Fred Gant v. State

219 Miss. 800 | Miss. | 1954

McGehee, C. J.

This case in many respects is a companion case to that of W. O. Gant v. State, Cause No. 38994, this day decided. The proof as to the guilt or innocence of the appellant herein is substantially the same as that in the W. O. Gant case except that the appellant Fred Gant on his separate trial offered proof of an alibi as to his whereabouts at the time the property involved in the alleged theft is said to have been sold and delivered by him and his father on the 15th day of December, 1952, to the Mississippi Iron & Metal Company. Then, too, in the instant case the appellant assigns as additional errors, first, the action of the trial court in refusing a requested instruction on his behalf which stated that “if there is from the evidence a probability of the defendant’s innocence, then *802there is a reasonable doubt of his guilt and the jury-should find him not guilty”; and second, that the court erred in allowing in rebuttal certain testimony which should have been introduced by the State in chief.

This appellant likewise demurred to the indictment on the ground of the alleged insufficiency of the description of the property stolen as set forth in the indictment. We hold that there was no error in overruling the demurrer to the indictment under the authority of the cases cited in the companion case on that issue.

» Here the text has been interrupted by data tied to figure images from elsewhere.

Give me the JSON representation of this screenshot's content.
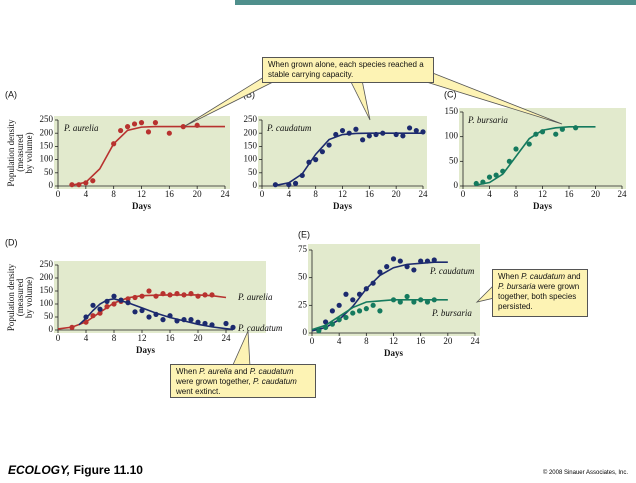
{
  "chart_data": [
    {
      "type": "scatter",
      "panel": "(A)",
      "xlabel": "Days",
      "ylabel": [
        "Population density",
        "(measured",
        "by volume)"
      ],
      "xlim": [
        0,
        24
      ],
      "xticks": [
        0,
        4,
        8,
        12,
        16,
        20,
        24
      ],
      "ylim": [
        0,
        250
      ],
      "yticks": [
        0,
        50,
        100,
        150,
        200,
        250
      ],
      "background": "#e2eacd",
      "series": [
        {
          "name": "P. aurelia",
          "color": "#b8322f",
          "x": [
            2,
            3,
            4,
            5,
            8,
            9,
            10,
            11,
            12,
            13,
            14,
            16,
            18,
            20
          ],
          "values": [
            5,
            5,
            12,
            20,
            160,
            210,
            225,
            235,
            240,
            205,
            240,
            200,
            225,
            230
          ],
          "curve_x": [
            2,
            4,
            6,
            8,
            10,
            12,
            14,
            16,
            18,
            20,
            22,
            24
          ],
          "curve_values": [
            3,
            14,
            65,
            160,
            211,
            223,
            225,
            225,
            225,
            225,
            225,
            225
          ]
        }
      ]
    },
    {
      "type": "scatter",
      "panel": "(B)",
      "xlabel": "Days",
      "xlim": [
        0,
        24
      ],
      "xticks": [
        0,
        4,
        8,
        12,
        16,
        20,
        24
      ],
      "ylim": [
        0,
        250
      ],
      "yticks": [
        0,
        50,
        100,
        150,
        200,
        250
      ],
      "background": "#e2eacd",
      "series": [
        {
          "name": "P. caudatum",
          "color": "#1c2a6e",
          "x": [
            2,
            4,
            5,
            6,
            7,
            8,
            9,
            10,
            11,
            12,
            13,
            14,
            15,
            16,
            17,
            18,
            20,
            21,
            22,
            23,
            24
          ],
          "values": [
            5,
            5,
            10,
            40,
            90,
            100,
            130,
            155,
            195,
            210,
            200,
            215,
            175,
            190,
            195,
            200,
            195,
            190,
            220,
            210,
            205
          ],
          "curve_x": [
            2,
            4,
            6,
            8,
            10,
            12,
            14,
            16,
            18,
            20,
            22,
            24
          ],
          "curve_values": [
            2,
            12,
            46,
            120,
            176,
            195,
            199,
            200,
            200,
            200,
            200,
            200
          ]
        }
      ]
    },
    {
      "type": "scatter",
      "panel": "(C)",
      "xlabel": "Days",
      "xlim": [
        0,
        24
      ],
      "xticks": [
        0,
        4,
        8,
        12,
        16,
        20,
        24
      ],
      "ylim": [
        0,
        150
      ],
      "yticks": [
        0,
        50,
        100,
        150
      ],
      "background": "#e2eacd",
      "series": [
        {
          "name": "P. bursaria",
          "color": "#157a5e",
          "x": [
            2,
            3,
            4,
            5,
            6,
            7,
            8,
            10,
            11,
            12,
            14,
            15,
            17
          ],
          "values": [
            5,
            8,
            18,
            22,
            30,
            50,
            75,
            85,
            105,
            110,
            105,
            115,
            118
          ],
          "curve_x": [
            2,
            4,
            6,
            8,
            10,
            12,
            14,
            16,
            18,
            20
          ],
          "curve_values": [
            2,
            7,
            24,
            60,
            96,
            113,
            118,
            120,
            120,
            120
          ]
        }
      ]
    },
    {
      "type": "scatter",
      "panel": "(D)",
      "xlabel": "Days",
      "ylabel": [
        "Population density",
        "(measured",
        "by volume)"
      ],
      "xlim": [
        0,
        25
      ],
      "xticks": [
        0,
        4,
        8,
        12,
        16,
        20,
        24
      ],
      "ylim": [
        0,
        250
      ],
      "yticks": [
        0,
        50,
        100,
        150,
        200,
        250
      ],
      "background": "#e2eacd",
      "series": [
        {
          "name": "P. aurelia",
          "color": "#b8322f",
          "x": [
            2,
            4,
            5,
            6,
            7,
            8,
            9,
            10,
            11,
            12,
            13,
            14,
            15,
            16,
            17,
            18,
            19,
            20,
            21,
            22
          ],
          "values": [
            10,
            30,
            55,
            65,
            90,
            100,
            110,
            120,
            125,
            130,
            150,
            130,
            140,
            135,
            140,
            135,
            140,
            130,
            135,
            135
          ],
          "curve_x": [
            0,
            2,
            4,
            6,
            8,
            10,
            12,
            14,
            16,
            18,
            20,
            22,
            24
          ],
          "curve_values": [
            4,
            11,
            31,
            68,
            104,
            124,
            132,
            134,
            135,
            135,
            135,
            132,
            125
          ]
        },
        {
          "name": "P. caudatum",
          "color": "#1c2a6e",
          "x": [
            4,
            5,
            6,
            7,
            8,
            9,
            10,
            11,
            12,
            13,
            14,
            15,
            16,
            17,
            18,
            19,
            20,
            21,
            22,
            24,
            25
          ],
          "values": [
            50,
            95,
            80,
            110,
            130,
            115,
            105,
            70,
            75,
            50,
            60,
            40,
            55,
            35,
            40,
            40,
            30,
            25,
            20,
            25,
            10
          ],
          "curve_x": [
            3,
            4,
            5,
            6,
            7,
            8,
            10,
            12,
            14,
            16,
            18,
            20,
            22,
            24,
            25
          ],
          "curve_values": [
            20,
            45,
            75,
            100,
            115,
            120,
            105,
            85,
            65,
            48,
            35,
            22,
            12,
            5,
            2
          ]
        }
      ]
    },
    {
      "type": "scatter",
      "panel": "(E)",
      "xlabel": "Days",
      "xlim": [
        0,
        24
      ],
      "xticks": [
        0,
        4,
        8,
        12,
        16,
        20,
        24
      ],
      "ylim": [
        0,
        75
      ],
      "yticks": [
        0,
        25,
        50,
        75
      ],
      "background": "#e2eacd",
      "series": [
        {
          "name": "P. caudatum",
          "color": "#1c2a6e",
          "x": [
            1,
            2,
            3,
            4,
            5,
            6,
            7,
            8,
            9,
            10,
            11,
            12,
            13,
            14,
            15,
            16,
            17,
            18
          ],
          "values": [
            3,
            10,
            20,
            25,
            35,
            30,
            35,
            40,
            45,
            55,
            60,
            67,
            65,
            60,
            57,
            65,
            65,
            66
          ],
          "curve_x": [
            0,
            2,
            4,
            6,
            8,
            10,
            12,
            14,
            16,
            18,
            20
          ],
          "curve_values": [
            2,
            5,
            12,
            24,
            40,
            52,
            59,
            62,
            63,
            64,
            64
          ]
        },
        {
          "name": "P. bursaria",
          "color": "#157a5e",
          "x": [
            1,
            2,
            3,
            4,
            5,
            6,
            7,
            8,
            9,
            10,
            12,
            13,
            14,
            15,
            16,
            17,
            18
          ],
          "values": [
            2,
            5,
            8,
            12,
            14,
            18,
            20,
            22,
            25,
            20,
            30,
            28,
            33,
            28,
            30,
            28,
            30
          ],
          "curve_x": [
            0,
            2,
            4,
            6,
            8,
            10,
            12,
            14,
            16,
            18,
            20
          ],
          "curve_values": [
            3,
            7,
            15,
            23,
            28,
            29,
            30,
            30,
            30,
            30,
            30
          ]
        }
      ]
    }
  ],
  "callouts": [
    {
      "parts": [
        {
          "text": "When grown alone, each species reached a stable carrying capacity.",
          "italic": false
        }
      ]
    },
    {
      "parts": [
        {
          "text": "When ",
          "italic": false
        },
        {
          "text": "P. aurelia",
          "italic": true
        },
        {
          "text": " and ",
          "italic": false
        },
        {
          "text": "P. caudatum",
          "italic": true
        },
        {
          "text": " were grown together, ",
          "italic": false
        },
        {
          "text": "P. caudatum",
          "italic": true
        },
        {
          "text": " went extinct.",
          "italic": false
        }
      ]
    },
    {
      "parts": [
        {
          "text": "When ",
          "italic": false
        },
        {
          "text": "P. caudatum",
          "italic": true
        },
        {
          "text": " and ",
          "italic": false
        },
        {
          "text": "P. bursaria",
          "italic": true
        },
        {
          "text": " were grown together, both species persisted.",
          "italic": false
        }
      ]
    }
  ],
  "footer": {
    "journal": "ECOLOGY,",
    "figure": "Figure 11.10",
    "credit": "© 2008 Sinauer Associates, Inc."
  }
}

No reversible error was committed in refusing the instruction hereinbefore referred to, for the reason that the appellant obtained several other instructions on the question of reasonable doubt. Two of them required the jury to believe that the defendant was guilty “beyond all reasonable doubt and to a moral certainty” before he could be convicted. Another instruction told the jury that the accused could not be convicted “on speculation, suspicion or prejudice, but only on responsible evidence satisfactory to the jury and sufficient to convince the jury beyond a reasonable doubt. ’ ’ Another instruction granted to the accused stated that ‘ ‘ if there are two reasonable theories arising out of the evidence and supported by the evidence, one favorable to the State and the other favorable to the defendant, both being reasonable theories, then it is the duty of the jury to adopt the one favorable to the defendant and acquit him even though the one favorable to the State is the stronger and supported by the stronger evidence.” The accused was not entitled to the latter instruction given him by the court, since such an instruction “is never proper except where a case rests entirely upon circumstantial evidence.” Alexander, Jury Instructions, Section 172, page 82, and Lessie B. Brown v. State, Cause No. 38974, this day decided.

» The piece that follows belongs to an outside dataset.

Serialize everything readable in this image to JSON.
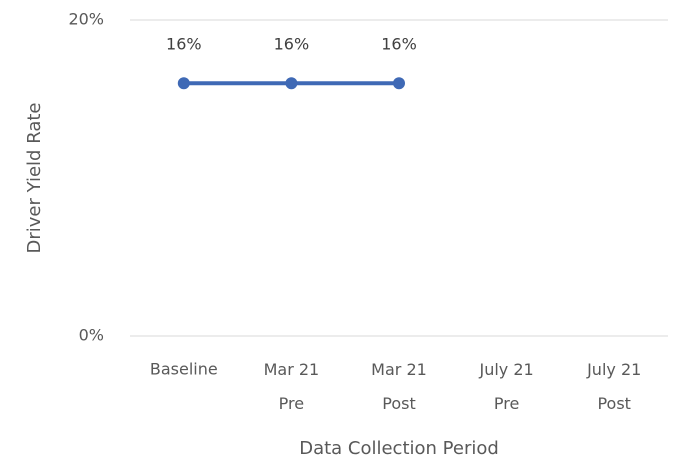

As to whether or not it constituted reversible error to refuse the instruction to the effect that if there is *803a probability of the innocence of the defendant then there is a reasonable donbt of his guilt, we refer to the case of Lessie B. Brown v. State, supra, and to the decisions therein referred to and quoted from. The instruction should have been given but in view of the other instructions obtained by the appellant, the refusal of this instruction is not reversible error.

As to whether or not the trial court committed reversible error in permitting testimony in rebuttal which the appellant contends should have been introduced in chief, it was held in Clark v. State, 181 Miss. 455, 180 So. 602, that: “It is not reversible error for the court to allow testimony in rebuttal which should have been introduced as substantive evidence in chief, unless it is shown that no opportunity is afforded the defendant to reply by surrebuttal testimony. Roney v. State, 167 Miss. 827, 150 So. 774, and other cases therein cited. In other words, the admission of such testimony rests largely within the sound discretion of the trial court.”

In all other respects the same questions are raised on this appeal as are raised and disposed of adversely to the co-defendant of the appellant in the companion case, and the verdict of the jury on the conflicting testimony is likewise amply supported by the evidence. The case must, therefore, be affirmed.

Affirmed.

Hall, Lee, Kyle and Holmes, JJ., concur.